A contractor is set to be appointed to start the work that will regenerate the Helensburgh park with improvements, including a new pavilion, a fountain plaza on the site of the old millpond, extensive conservation of the war memorial, new paths and lighting, interpretation panels, a new children’s play area and a demonstration garden.
A tree survey, which included the use of an aerial drone, provided detailed information about the condition and shape of the park’s trees. It identified around 70 that need to be removed because they are dead, dying or diseased, in poor shape, out of scale or planted too close together.
Councillor Ellen Morton, Argyll and Bute Council’s policy lead for infrastructure, said: ‘When the regeneration is complete, Hermitage Park will be a showcase green space. The removal of the dying, diseased and poor trees at this stage will make room for new trees to be planted as part of the project. We are also working with a number of local groups to recycle the timber from the trees that are felled.’
Fiona Baker, chairwoman of the Friends of Hermitage Park, added: ‘ While it is sad that some of the big and old trees need to be felled, having reviewed the tree surgeon’s survey, we understand that there is really no other option. We believe it is in the best interests of the park and its future and the new trees that will be planted will grace the park for many years.’

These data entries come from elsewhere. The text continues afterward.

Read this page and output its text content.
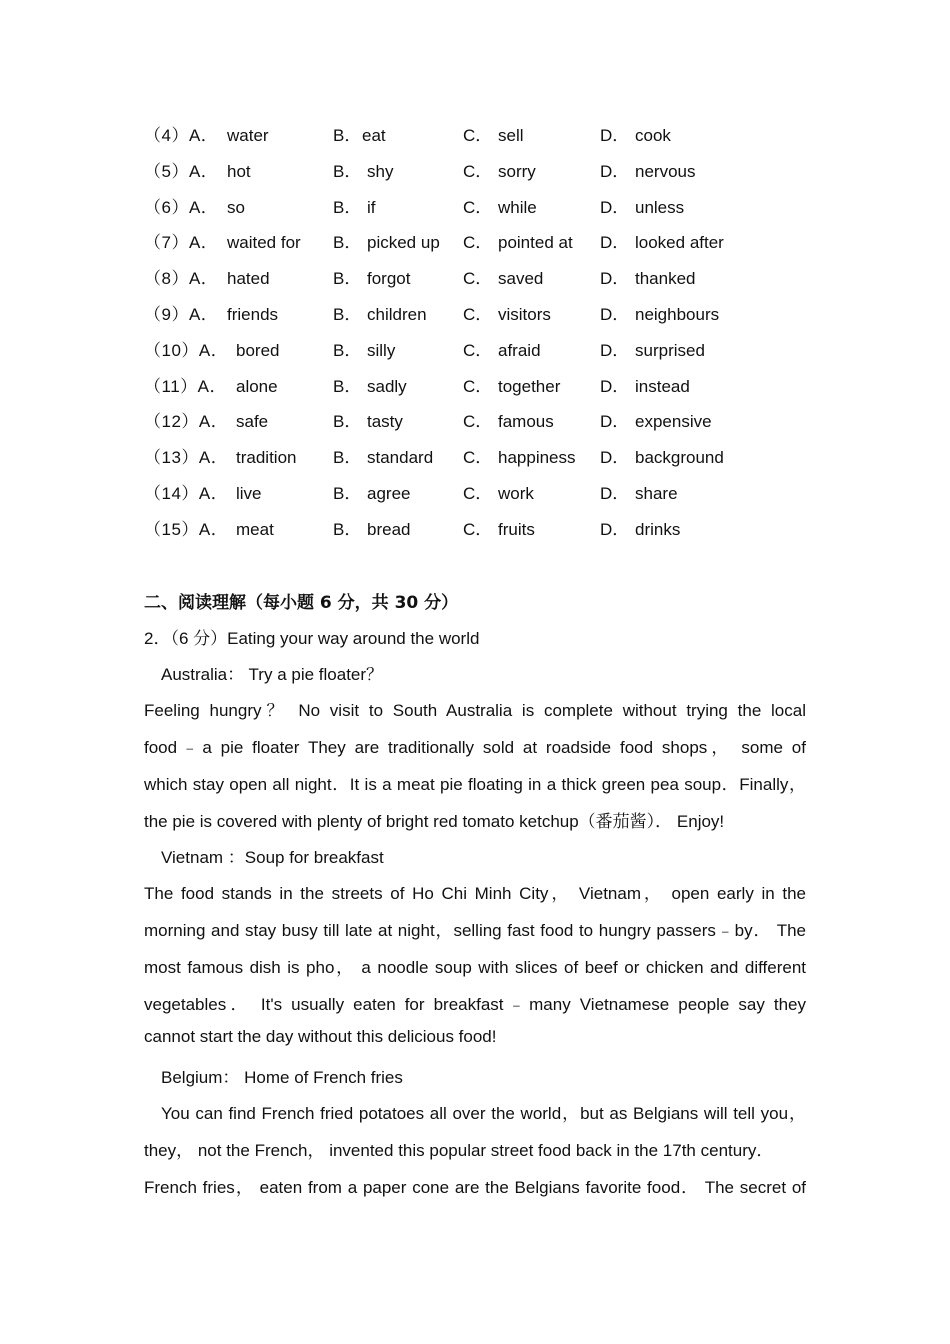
（4）A． water	B． eat	C． sell	D． cook
（5）A． hot	B． shy	C． sorry	D． nervous
（6）A． so	B． if	C． while	D． unless
（7）A． waited for B． picked up C． pointed at D． looked after
（8）A． hated	B． forgot	C． saved	D． thanked
（9）A． friends	B． children C． visitors	D． neighbours
（10）A． bored	B． silly	C． afraid	D． surprised
（11）A． alone	B． sadly	C． together D． instead
（12）A． safe	B． tasty	C． famous	D． expensive
（13）A． tradition B． standard C． happiness D． background
（14）A． live	B． agree	C． work	D． share
（15）A． meat	B． bread	C． fruits	D． drinks
二、阅读理解（每小题 6 分，共 30 分）
2．（6 分）Eating your way around the world
Australia： Try a pie floater？
Feeling hungry？ No visit to South Australia is complete without trying the local
food﹣a pie floater They are traditionally sold at roadside food shops， some of
which stay open all night．It is a meat pie floating in a thick green pea soup．Finally，
the pie is covered with plenty of bright red tomato ketchup（番茄酱）． Enjoy!
Vietnam ：Soup for breakfast
The food stands in the streets of Ho Chi Minh City， Vietnam， open early in the
morning and stay busy till late at night，selling fast food to hungry passers﹣by． The
most famous dish is pho， a noodle soup with slices of beef or chicken and different
vegetables． It's usually eaten for breakfast﹣many Vietnamese people say they
cannot start the day without this delicious food!
Belgium： Home of French fries
You can find French fried potatoes all over the world，but as Belgians will tell you，
they， not the French， invented this popular street food back in the 17th century．
French fries， eaten from a paper cone are the Belgians favorite food． The secret of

Anyone interested in taking part in the tree walk should meet at the Sinclair Street entrance of Hermitage Park at 2pm on Saturday January 7.
The regeneration of Hermitage Park has secured funding of £ 3.3 million. £2.3 million awarded by the Heritage Lottery, Parks for People fund. Other funders include the War Memorial Trust, Sustrans, the Armed Forces Covenant Fund and the Friends of Hermitage Park.